Can I afford a four-day week?

Is this the wave of the future with 4-day school weeks on the horizon. Click here to read the full article or an excerpt below.


Impacts on child benefit, tax, car insurance or rail fares mean that working part time can bring greater contentment without financial misery
Sarah Butler with her husband, Jake, and son, Indie
Sarah Butler with her husband, Jake, and son, Indie, at their home in Rainham, Kent. “There is no amount of money you can put on that extra day,” she says. Photograph: Richard Saker for the Observer

People should work four days a week, not five. That was the advice from one of Britain’s leading doctors last week, who declared that we are working too hardand it’s bad for our health. “We should be moving towards a four-day week, because the problem we have in the world of work is you’ve got a proportion of the population who are working too hard and a proportion that haven’t got jobs,” said Professor John Ashton, the president of the UK Faculty of Public Health.

Sarah Butler switched to a four-day working week at the sixth-form college where she teaches while she was studying for her master’s. She intended to make the cut in working hours – and pay – for a year, but has now dropped to two-and-a-half working days since having her son, Indie. She says she will never go back to a five-day week. “There is no amount of money you can put on having that extra day off,” she says. “I was trying to do way too much before.”
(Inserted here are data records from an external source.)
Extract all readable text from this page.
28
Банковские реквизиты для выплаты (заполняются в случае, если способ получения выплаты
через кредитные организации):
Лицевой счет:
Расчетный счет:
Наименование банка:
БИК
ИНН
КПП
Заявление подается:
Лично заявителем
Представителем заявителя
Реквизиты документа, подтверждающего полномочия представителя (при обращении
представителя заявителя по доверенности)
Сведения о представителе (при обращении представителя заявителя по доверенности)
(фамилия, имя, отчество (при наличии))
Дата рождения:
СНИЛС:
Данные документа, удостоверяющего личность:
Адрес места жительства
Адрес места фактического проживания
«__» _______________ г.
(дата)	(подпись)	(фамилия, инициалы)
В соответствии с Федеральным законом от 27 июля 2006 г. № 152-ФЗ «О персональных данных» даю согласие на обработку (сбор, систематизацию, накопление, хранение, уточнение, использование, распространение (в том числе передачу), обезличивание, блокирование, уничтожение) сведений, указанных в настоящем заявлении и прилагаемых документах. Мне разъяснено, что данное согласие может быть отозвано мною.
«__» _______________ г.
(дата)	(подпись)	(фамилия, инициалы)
Butler is among those reducing their working hours to improve their quality of life. Their main reasons tend to be to gain more time with children; to study or learn other skills; poor health or, perhaps increasingly, to reduce stress. But how practical is dropping a day?



British employers are known for imposing longer working hours than those of most other EU nations, but elsewhere some companies claim that they have found that less work is more.
Treehouse, a technology education company based in Orlando, Florida, operates a four-day week as standard. Its founder, Ryan Carson, pictured, says he was “working himself into the ground” running a previous company when his wife suggested they should work less.
“I responded angrily at first, as I already felt like I didn’t have enough time to complete all my tasks. Working less would just make it worse,” says Carson. “However, something sparked inside me that wanted to prove the conventional wisdom wrong – that you have to work long, hard hours to create a successful company.”

A day later, the couple (then the company’s only staff) decided to take every Friday off. Two years later, they hired their first employee and made the four-day week company policy. “We would pay full salaries, offer great benefits, 18 paid days of holiday and yet only work 32 hours a week,” says Carson. The company now has 72 full-time employees and is set to earn more than $15m (£8.75m) in revenue this year.

Carson believes the system works because he, and co-founder Alan Johnson, trust their employees. “We see people taking that trust and doing amazing things, not abusing it. It massively increases retention – where else can you go and get 50% more free time with your loved ones?”

One thing that may be surprising for a technology company is that email is banned internally at Treehouse, “because it is a huge time-suck” – tools like forums are used instead.

“The week is intense because you have to work very efficiently to get all your work done,” says Carson. “There isn’t that feeling of taking a long lunch on a Friday and tuning out. Every minute is valuable.”